There do be dragons in these hills! And plenteous magic among the folk too. The setting is Ye Olde Fantasye Land, and ’tis a world so steeped in wands and wizardry that everyone bears a Harry Potter-esque mark upon the face, bespeaking their magical lineage. Everyone except, that is, for Mash Burnedead, which is why his Pops has kept him hidden away in a wooden hut in the forest, safe from the prying eyes of the Magic Police who cull the unmagicked like Mash, and where the only witnesses to the youth’s existence are the shocked woodland critters who watch in horror as the boy completes his daily exercise routine. This kid is built! Not only can he benchpress a few hundred kilos, but he can twirl the barbell on one knuckle the way most teenagers will twirl a pen. He’s a tad slow too, unfortunately, and despite being on the cusp of adulthood, has yet to figure out how to open a door. Good thing Pops is long-suffering and doesn’t mind repeating himself. Which he does once again as he heads off to run some errands: “Whatever you do, Mash, don’t go to the city,” he warns. Mash promptly goes to the city. The promise of goblin-made cream puffs proves too great a temptation. He is a growing boy, after all. A disastrous encounter with a drunken Magic Police officer involving custard cream and a ripped uniform ensues, and soon the authorities have tracked the boy home and busted down the door (it just can’t catch a break), and are intimidating the life out of poor Pops, who cries out for Mash to run. Will the boy flee, or does he have a well-chiseled trick up his sleeve and a little more than just cream puffs on his mind?

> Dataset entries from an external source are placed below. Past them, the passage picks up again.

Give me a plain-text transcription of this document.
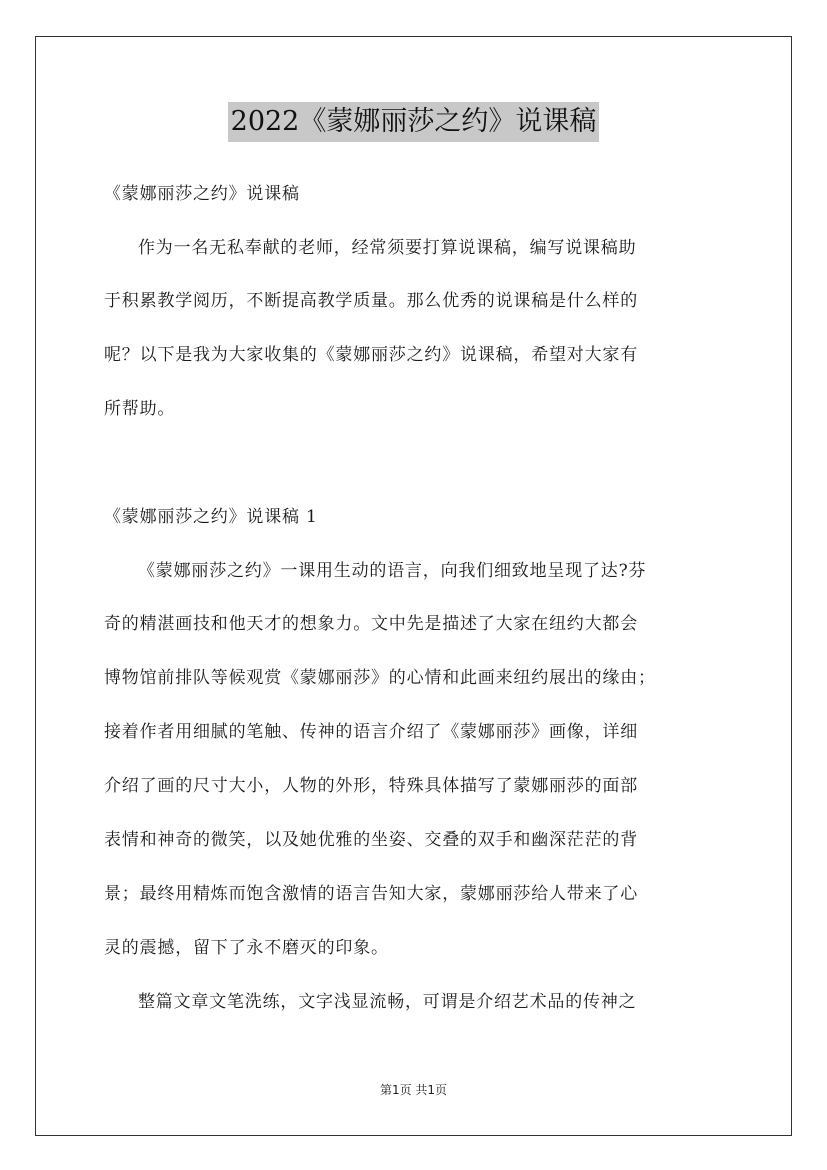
2022《蒙娜丽莎之约》说课稿
《蒙娜丽莎之约》说课稿
作为一名无私奉献的老师，经常须要打算说课稿，编写说课稿助
于积累教学阅历，不断提高教学质量。那么优秀的说课稿是什么样的
呢？以下是我为大家收集的《蒙娜丽莎之约》说课稿，希望对大家有
所帮助。
《蒙娜丽莎之约》说课稿 1
《蒙娜丽莎之约》一课用生动的语言，向我们细致地呈现了达?芬
奇的精湛画技和他天才的想象力。文中先是描述了大家在纽约大都会
博物馆前排队等候观赏《蒙娜丽莎》的心情和此画来纽约展出的缘由；
接着作者用细腻的笔触、传神的语言介绍了《蒙娜丽莎》画像，详细
介绍了画的尺寸大小，人物的外形，特殊具体描写了蒙娜丽莎的面部
表情和神奇的微笑，以及她优雅的坐姿、交叠的双手和幽深茫茫的背
景；最终用精炼而饱含激情的语言告知大家，蒙娜丽莎给人带来了心
灵的震撼，留下了永不磨灭的印象。
整篇文章文笔洗练，文字浅显流畅，可谓是介绍艺术品的传神之
第1页 共1页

I usually leave the highly anticipated shonen series to the guys on the BtT team, but seeing as how I kinda took one for all and sundry at the day’s start (cough), I feel like I earned this one. What is this one, do you ask? Why, it’s a solid, engaging, well-made, very fun first episode to what promises to be a dynamic and entertaining series! In short, it’s a winner. I’ll admit, part way through I was a bit nervous that Mash was just going to be this super strong super dense one-note monotone shonen mc (the door gag stressed me out), but things took a surprising turn for the sentimental, delving into how Pops ended up adopting the abandoned unmarked boy and the bonds of family love that tie the unlikely due together by the heartstrings. I even teared up a smidge, against my better judgment. Don’t get me wrong, this episode was 95% full-on action and gags, but that little dash of human emotion really brought it all together for me, serving as the cherry on top, to use a metaphor that I’m sure Mash would appreciate. The animation is slick (as expected of A-1), in a classic shonen style that has just a hint of distinctiveness, prolific use of forced perspective that lends real dynamism to the action, and visual gags that land well. The score is on point and adds a lot to the episode, giving it a really polished, energetic feel that makes you want to grab a wand and jump in the fray with Mash and Pops against those cops. But most of all, the final sequence (which I have not spoiled above) plays out in a really interesting, and dare I say quite unique way, promising that far from being a rip off of established franchises (ahem, Harry), this series has some original twists in store for us. I for one am looking forward to the fun!
Mashle: Magic and Muscles is streaming on Crunchyroll.